Cannes revela um clássico alemão de 1959
Momento invulgar na secção de Clássicos da 78.ª edição do Festival de Cannes (a decorrer até dia 24) foi a apresentação da cópia restaurada do filme Sterne, do alemão Konrad Wolf (1925-1982). É certo que o espaço do festival dedicado aos filmes “antigos” há muito ganhou uma dimensão invulgar, sendo um verdadeiro fórum de revisitação e redescoberta das memórias históricas do cinema. Seja como for, estamos perante uma raridade absoluta, até porque os trabalhos de restauro da filmografia de Wolf, em grande parte através da Cinemateca de Bolonha, são relativamente recentes.
O filme é um dos exemplos a refletir o empenho do festival em dar nova visibilidade a obras cuja história está também ligada a Cannes.
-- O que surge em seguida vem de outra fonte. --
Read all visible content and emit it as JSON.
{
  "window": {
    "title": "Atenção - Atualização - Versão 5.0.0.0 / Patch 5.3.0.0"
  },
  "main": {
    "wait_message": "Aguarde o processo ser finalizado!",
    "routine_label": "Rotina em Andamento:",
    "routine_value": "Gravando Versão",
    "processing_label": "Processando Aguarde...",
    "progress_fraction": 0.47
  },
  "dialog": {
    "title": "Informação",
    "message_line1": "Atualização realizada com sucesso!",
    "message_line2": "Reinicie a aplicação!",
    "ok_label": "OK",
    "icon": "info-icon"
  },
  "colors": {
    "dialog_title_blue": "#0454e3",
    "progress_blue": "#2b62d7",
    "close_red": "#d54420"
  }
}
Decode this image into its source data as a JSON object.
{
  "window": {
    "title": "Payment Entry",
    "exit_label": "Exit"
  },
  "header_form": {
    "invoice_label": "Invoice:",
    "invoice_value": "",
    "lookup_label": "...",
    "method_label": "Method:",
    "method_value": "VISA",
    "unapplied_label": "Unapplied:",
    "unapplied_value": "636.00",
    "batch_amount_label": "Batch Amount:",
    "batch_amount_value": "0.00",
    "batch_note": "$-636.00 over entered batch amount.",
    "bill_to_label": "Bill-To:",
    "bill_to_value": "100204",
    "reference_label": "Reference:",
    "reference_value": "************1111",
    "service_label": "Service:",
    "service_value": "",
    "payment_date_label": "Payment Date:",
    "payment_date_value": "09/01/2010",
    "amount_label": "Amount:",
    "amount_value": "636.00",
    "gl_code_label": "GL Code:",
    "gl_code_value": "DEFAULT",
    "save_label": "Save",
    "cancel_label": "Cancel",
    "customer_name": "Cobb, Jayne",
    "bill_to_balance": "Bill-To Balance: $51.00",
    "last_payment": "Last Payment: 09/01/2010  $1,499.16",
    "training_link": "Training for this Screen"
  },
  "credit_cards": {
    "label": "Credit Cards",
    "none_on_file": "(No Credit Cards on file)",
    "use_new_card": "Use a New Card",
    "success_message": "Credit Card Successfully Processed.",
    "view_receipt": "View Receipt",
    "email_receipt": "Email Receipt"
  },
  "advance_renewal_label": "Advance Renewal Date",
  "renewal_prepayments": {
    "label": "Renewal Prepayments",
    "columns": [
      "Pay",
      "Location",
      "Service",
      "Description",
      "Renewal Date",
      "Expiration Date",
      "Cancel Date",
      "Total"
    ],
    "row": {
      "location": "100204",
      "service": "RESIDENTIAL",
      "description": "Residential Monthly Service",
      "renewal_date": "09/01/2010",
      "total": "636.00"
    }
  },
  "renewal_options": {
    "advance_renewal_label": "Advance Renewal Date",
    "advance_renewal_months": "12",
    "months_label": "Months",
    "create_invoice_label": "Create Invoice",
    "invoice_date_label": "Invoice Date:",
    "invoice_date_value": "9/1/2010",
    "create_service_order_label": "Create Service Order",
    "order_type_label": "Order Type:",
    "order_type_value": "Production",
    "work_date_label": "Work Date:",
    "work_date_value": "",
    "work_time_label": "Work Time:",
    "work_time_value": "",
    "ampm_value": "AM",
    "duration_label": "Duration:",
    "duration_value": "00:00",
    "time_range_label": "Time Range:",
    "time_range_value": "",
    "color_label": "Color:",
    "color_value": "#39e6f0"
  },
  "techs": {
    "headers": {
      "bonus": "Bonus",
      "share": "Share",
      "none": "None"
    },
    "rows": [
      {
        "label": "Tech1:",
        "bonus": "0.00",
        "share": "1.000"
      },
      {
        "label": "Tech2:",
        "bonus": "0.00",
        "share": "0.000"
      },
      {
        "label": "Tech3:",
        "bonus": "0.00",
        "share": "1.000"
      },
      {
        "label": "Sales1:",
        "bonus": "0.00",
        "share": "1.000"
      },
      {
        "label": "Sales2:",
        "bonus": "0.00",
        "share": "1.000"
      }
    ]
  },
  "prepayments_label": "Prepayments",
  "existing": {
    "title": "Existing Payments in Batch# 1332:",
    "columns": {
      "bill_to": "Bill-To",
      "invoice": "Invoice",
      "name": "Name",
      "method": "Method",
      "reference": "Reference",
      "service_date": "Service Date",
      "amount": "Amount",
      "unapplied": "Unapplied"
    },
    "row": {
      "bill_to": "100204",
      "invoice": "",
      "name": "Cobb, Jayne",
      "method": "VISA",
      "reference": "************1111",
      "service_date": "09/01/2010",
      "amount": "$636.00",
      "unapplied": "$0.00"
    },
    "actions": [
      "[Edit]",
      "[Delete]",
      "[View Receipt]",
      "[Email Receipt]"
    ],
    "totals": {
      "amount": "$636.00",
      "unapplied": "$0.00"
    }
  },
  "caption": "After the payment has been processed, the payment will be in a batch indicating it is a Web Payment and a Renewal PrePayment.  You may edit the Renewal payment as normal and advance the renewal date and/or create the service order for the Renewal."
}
Sterne, justamente, recebeu um Prémio Especial do Júri na edição de 1959 — nesse ano, o vencedor foi Orfeu Negro, de Marcel Camus, com Os 400 Golpes, um dos títulos fundadores da Nova Vaga francesa, a valer o Prémio de Realização a François Truffaut.
Nascido numa família judaica da Alemanha de Leste, cujo pai, Friedrich Wolf (médico com importante carreira política), era membro do Partido Comunista Alemão, Konrad Wolf viveu na URSS depois da chegada dos nazis ao poder. Nessa medida, teve uma formação fortemente marcada pela estética soviética do chamado “realismo socialista”. Resultante de uma coprodução Alemanha/Bulgária, Sterne é um objeto que não é alheio a algumas componentes dessa estética, nomeadamente na composição dos espaços, nos contrastes visuais da montagem e no tratamento dos rostos; de qualquer modo, a sua importância histórica não pode ser desligada do facto de ter sido um dos primeiros títulos de raiz alemã a conter referências explícitas ao Holocausto.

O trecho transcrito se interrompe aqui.